One of them is tied, I think, to the increased cost. Compared to the edition of the Norton Anthology available to me when I had to select the textbook for my course, the Broadview offers a broader view (please forgive the wording) of the literary history of the British Isles. It includes more authors and works outside the traditional canon, and I am making a point of extending my class outside the canon. This is in part due to comments in Tim William Machan's January 2012 Speculum piece “Chaucer and the History of English" and Ernest Bernhardt-Kabisch's entry on Robert Southey in the Oxford Dictionary of National Biography that argue against the use of celebrity figures as the representatives of their times; I am convinced by the line of reasoning that holds that the very exceptionalism from their contemporaries influences celebrities' celebrity. Thus, to offer a more detailed image of what earlier British literatures were, I look to the anthology that reproduces more of the non-canonical, traditionally transmitted works (although I do not shy away from treating many of the old standards).
Another reason has to do with the versions of the texts presented, my views on which follow from my own coursework during my graduate schooling. I inherited from my professors there views on the translation of Beowulf conducted by Nobel Laureate Seamus Heany (excellent poet but not the best translator), which is in the Norton Anthology, and of Marie Boroff's translation of Sir Gawain and the Green Knight (one of the better if not the best done yet), which once was but is no longer. That the one is present and the other absent argues against the Norton. Also, I like Liuzza's Beowulf as a piece of poetry and as a reasonably accurate philological representation of the text in Cotton Vitellius A.xv, and I like James Winny's work with Sir Gawain and the Green Knight--and both appear in the Broadview Anthology of British Literature.

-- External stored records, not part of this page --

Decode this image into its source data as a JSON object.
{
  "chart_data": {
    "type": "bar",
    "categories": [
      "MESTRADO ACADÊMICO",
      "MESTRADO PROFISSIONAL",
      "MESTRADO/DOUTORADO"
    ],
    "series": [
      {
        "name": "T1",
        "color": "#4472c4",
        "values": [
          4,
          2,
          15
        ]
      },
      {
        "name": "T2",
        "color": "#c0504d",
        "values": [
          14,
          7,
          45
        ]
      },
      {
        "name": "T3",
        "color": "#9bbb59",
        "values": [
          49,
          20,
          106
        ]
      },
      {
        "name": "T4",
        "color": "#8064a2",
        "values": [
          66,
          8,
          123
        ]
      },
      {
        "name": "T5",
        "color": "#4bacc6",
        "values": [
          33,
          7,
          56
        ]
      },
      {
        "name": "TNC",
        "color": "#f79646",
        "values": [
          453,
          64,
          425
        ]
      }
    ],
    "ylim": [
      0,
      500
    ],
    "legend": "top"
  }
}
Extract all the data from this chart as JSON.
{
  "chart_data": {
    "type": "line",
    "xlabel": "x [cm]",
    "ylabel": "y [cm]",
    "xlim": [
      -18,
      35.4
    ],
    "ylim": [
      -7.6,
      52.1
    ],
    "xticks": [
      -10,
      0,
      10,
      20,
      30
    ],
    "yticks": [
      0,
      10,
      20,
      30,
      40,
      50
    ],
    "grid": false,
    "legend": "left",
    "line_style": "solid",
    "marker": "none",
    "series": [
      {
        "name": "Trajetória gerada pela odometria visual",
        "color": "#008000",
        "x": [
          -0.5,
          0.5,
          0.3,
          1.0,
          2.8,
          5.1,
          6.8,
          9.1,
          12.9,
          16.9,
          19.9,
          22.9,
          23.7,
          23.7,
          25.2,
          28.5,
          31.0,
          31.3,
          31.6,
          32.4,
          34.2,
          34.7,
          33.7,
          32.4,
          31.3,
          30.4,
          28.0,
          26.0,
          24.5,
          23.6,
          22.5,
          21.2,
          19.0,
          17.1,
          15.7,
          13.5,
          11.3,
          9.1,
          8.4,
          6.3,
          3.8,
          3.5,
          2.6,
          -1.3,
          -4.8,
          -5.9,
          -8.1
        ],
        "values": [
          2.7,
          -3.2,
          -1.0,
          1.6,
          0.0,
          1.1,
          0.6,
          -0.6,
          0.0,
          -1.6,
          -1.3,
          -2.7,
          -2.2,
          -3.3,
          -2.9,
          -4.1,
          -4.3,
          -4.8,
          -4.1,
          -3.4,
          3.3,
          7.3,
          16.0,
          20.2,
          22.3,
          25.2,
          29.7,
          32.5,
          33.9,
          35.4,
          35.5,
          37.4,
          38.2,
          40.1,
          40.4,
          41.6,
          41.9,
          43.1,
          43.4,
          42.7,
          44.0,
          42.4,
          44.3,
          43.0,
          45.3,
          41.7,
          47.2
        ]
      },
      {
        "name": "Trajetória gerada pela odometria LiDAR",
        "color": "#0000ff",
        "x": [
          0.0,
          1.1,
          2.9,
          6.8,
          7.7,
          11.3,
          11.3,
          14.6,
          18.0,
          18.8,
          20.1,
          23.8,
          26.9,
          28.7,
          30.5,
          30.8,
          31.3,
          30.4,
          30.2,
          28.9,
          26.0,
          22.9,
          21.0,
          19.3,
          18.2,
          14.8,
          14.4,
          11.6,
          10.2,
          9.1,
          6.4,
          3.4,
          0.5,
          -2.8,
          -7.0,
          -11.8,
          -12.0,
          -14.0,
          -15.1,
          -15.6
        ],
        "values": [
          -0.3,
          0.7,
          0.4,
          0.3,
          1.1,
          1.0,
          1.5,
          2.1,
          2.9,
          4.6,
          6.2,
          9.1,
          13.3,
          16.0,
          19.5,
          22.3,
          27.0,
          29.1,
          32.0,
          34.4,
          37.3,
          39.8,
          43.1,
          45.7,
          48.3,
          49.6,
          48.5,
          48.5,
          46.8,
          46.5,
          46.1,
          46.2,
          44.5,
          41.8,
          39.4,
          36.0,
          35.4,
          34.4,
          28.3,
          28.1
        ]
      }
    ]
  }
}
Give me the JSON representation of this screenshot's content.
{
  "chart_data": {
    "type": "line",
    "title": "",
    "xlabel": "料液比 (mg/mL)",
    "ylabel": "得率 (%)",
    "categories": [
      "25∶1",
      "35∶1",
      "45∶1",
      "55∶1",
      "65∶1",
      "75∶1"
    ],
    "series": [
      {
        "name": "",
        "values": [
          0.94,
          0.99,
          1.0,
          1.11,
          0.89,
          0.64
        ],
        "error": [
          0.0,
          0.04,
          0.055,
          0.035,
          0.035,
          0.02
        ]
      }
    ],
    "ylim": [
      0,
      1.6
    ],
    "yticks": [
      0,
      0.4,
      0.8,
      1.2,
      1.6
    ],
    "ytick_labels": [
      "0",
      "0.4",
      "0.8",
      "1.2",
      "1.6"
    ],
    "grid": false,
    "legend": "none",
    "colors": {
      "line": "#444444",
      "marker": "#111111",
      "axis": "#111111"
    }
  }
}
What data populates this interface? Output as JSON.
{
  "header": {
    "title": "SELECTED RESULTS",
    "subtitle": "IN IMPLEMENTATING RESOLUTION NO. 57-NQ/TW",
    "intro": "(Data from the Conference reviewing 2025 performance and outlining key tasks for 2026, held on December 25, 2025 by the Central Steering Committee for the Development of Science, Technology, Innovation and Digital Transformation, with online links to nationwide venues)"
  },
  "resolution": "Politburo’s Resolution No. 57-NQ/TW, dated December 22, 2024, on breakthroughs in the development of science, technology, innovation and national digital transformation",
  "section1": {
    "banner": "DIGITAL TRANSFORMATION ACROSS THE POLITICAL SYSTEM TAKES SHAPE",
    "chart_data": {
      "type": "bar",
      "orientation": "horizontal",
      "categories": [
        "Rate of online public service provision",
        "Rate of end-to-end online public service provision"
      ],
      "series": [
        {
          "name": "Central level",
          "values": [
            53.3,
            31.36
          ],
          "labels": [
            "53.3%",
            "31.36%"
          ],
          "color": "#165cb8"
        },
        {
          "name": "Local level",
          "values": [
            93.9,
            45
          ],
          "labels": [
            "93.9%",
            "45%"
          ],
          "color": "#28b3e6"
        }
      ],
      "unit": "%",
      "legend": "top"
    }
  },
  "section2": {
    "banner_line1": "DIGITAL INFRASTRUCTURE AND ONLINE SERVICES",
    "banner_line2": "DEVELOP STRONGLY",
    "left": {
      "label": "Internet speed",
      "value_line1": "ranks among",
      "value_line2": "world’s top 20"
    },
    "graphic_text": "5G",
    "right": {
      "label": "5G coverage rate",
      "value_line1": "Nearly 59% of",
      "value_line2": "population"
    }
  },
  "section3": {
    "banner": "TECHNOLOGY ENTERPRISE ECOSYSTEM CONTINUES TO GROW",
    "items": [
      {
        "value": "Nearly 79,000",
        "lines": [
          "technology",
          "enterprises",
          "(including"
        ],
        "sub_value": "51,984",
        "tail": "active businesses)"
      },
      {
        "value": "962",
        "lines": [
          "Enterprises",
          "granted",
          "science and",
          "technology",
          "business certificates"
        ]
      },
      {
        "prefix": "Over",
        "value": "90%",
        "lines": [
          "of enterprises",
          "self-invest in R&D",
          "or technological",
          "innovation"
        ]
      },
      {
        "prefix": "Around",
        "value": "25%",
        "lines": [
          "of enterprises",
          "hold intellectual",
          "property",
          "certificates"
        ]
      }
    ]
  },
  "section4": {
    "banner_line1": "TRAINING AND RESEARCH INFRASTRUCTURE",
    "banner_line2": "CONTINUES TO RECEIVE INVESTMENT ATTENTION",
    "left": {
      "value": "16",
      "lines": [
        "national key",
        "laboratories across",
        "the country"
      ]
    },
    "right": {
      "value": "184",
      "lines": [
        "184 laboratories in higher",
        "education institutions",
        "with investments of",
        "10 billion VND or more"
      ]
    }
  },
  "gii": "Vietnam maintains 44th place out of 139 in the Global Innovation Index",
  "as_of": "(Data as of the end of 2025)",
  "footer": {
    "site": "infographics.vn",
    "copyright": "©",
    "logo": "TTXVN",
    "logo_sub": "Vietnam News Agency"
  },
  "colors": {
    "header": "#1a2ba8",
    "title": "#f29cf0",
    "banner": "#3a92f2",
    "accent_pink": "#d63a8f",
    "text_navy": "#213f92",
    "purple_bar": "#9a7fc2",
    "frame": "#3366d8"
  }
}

Yet another is a result of my own scholarly focus. My MA and PhD were awarded by a department whose mission is explicitly generalist. Within that literary generalism, however, I focused my attentions on medieval English literature and the ways in which it has been transmitted and appropriated; more narrowly within that, I have attended to Arthurian legendry. Both my master's thesis and doctoral dissertation explicitly concern themselves with Arthuriana, as do one of my earlier scholarly publications and a number of my conference presentations. That I am an Arthurianist is fairly well established. That I would therefore focus my teaching in a survey of earlier British literature on Arthuriana therefore makes sense. I think that the Broadview Anthology of British Literature does a better job treating Arthuriana than does the Norton, and for that reason, as well as the others I name, I selected it as the textbook for my Spring 2014 section of ENGL 2543: Survey of British Literature I at Oklahoma State University.